Washington DC'deki Amerikan Üniversitesi'nde Eleştirel Irk, Cinsiyet ve Kültür Çalışmaları Bölümü'nde Arap Dünyası Çalışmaları programında ders veren Mustafa Gürbüz, Berkley Forum’a Siyasi İslamın tarihsel gelişimi ve bugün geldiği noktayı değerlendirdi:
Mısır'ın en üst düzey dini otoritesi Mohammad Abduh’ (1849-1905) atfedilenbir söz var:,"Batı'ya gittim ve İslam'ı gördüm ama Müslüman görmedim.

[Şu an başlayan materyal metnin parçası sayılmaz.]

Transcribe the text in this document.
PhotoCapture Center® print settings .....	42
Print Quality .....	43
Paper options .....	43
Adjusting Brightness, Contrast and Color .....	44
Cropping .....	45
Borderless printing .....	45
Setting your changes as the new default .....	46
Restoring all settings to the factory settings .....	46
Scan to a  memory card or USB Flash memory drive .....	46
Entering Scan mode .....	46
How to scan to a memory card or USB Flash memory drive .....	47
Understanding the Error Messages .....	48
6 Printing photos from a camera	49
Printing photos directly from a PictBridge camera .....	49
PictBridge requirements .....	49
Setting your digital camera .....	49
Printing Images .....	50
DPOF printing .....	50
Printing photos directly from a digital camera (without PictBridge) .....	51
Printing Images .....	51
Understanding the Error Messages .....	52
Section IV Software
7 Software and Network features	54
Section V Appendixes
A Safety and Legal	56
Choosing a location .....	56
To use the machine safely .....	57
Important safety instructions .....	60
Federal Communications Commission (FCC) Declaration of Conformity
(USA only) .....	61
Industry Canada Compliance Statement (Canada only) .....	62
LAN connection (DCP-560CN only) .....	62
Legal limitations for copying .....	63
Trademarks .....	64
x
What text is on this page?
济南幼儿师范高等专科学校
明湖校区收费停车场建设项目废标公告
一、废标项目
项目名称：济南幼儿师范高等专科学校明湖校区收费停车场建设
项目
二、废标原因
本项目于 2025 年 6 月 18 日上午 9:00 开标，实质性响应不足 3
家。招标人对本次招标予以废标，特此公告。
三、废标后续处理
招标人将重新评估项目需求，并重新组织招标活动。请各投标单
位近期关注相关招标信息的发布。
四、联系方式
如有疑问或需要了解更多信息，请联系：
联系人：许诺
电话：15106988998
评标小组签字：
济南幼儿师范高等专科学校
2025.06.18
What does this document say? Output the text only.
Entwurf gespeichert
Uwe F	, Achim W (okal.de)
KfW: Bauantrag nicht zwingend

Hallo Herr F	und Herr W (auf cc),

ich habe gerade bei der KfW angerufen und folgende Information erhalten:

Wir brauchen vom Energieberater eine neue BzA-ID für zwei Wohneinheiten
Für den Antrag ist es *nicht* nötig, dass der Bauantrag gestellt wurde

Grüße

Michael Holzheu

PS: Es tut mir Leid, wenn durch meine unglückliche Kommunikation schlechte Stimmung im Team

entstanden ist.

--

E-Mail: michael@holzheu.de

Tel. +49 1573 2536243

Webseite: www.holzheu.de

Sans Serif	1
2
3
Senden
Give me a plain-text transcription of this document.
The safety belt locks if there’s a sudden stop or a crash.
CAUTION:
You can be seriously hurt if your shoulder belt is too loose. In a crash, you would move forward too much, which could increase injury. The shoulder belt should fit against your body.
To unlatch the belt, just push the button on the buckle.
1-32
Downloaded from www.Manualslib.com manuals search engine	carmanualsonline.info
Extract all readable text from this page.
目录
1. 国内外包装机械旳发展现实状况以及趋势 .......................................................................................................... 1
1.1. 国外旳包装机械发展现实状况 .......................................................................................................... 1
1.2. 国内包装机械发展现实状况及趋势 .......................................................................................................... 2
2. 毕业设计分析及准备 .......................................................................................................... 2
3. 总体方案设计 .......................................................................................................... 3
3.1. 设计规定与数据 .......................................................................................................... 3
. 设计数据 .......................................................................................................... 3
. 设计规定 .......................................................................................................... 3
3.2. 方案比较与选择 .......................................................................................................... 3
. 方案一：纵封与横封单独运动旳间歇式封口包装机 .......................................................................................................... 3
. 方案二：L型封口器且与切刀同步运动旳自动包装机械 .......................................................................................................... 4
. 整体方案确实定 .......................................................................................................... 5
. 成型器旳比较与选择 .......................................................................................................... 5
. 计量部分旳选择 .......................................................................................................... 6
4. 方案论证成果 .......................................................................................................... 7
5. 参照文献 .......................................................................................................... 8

Doğu'ya döndüm ve Müslümanları gördüm ama İslam'ı görmedim."
Bir nesil önce, Müslüman bilgin Rifa'a Al-Tahtawi (1801-1873), bilim ile din arasındaki bir çatışma olmadığını belirterek, Batı modernitesinden övgüyle bahsetmiş ve Fransız kültürü üzerine kapsamlı bir seyahatname hazırlamıştı. Gerçekten de, Müslüman aydınlar arasında, İslami gelenek ile Batı modernitesinin değerlerini birleştirmeye yönelik bu tür duygular, on dokuzuncu yüzyılda oldukça yaygındı.
İslam dünyası ve Batı modernitesinin ilk karşılaşmaları ikisi arasında bir çatışma görmediğinden, Jocelyne Cesari'nin milliyetçilik ve din üzerine araştırması harika bir başlangıç noktası sunuyor. Başlangıçtaki uyumlu birlikteliğe rağmen, Müslüman toplumlar, özellikle ekonomilerini sömürgecilerin ele geçirmesinden ve on yıllarca süren acımasız askeri tahakkümden sonra, Batı modernleşmesine karşı giderek daha fazla şüpheci hale geldiler.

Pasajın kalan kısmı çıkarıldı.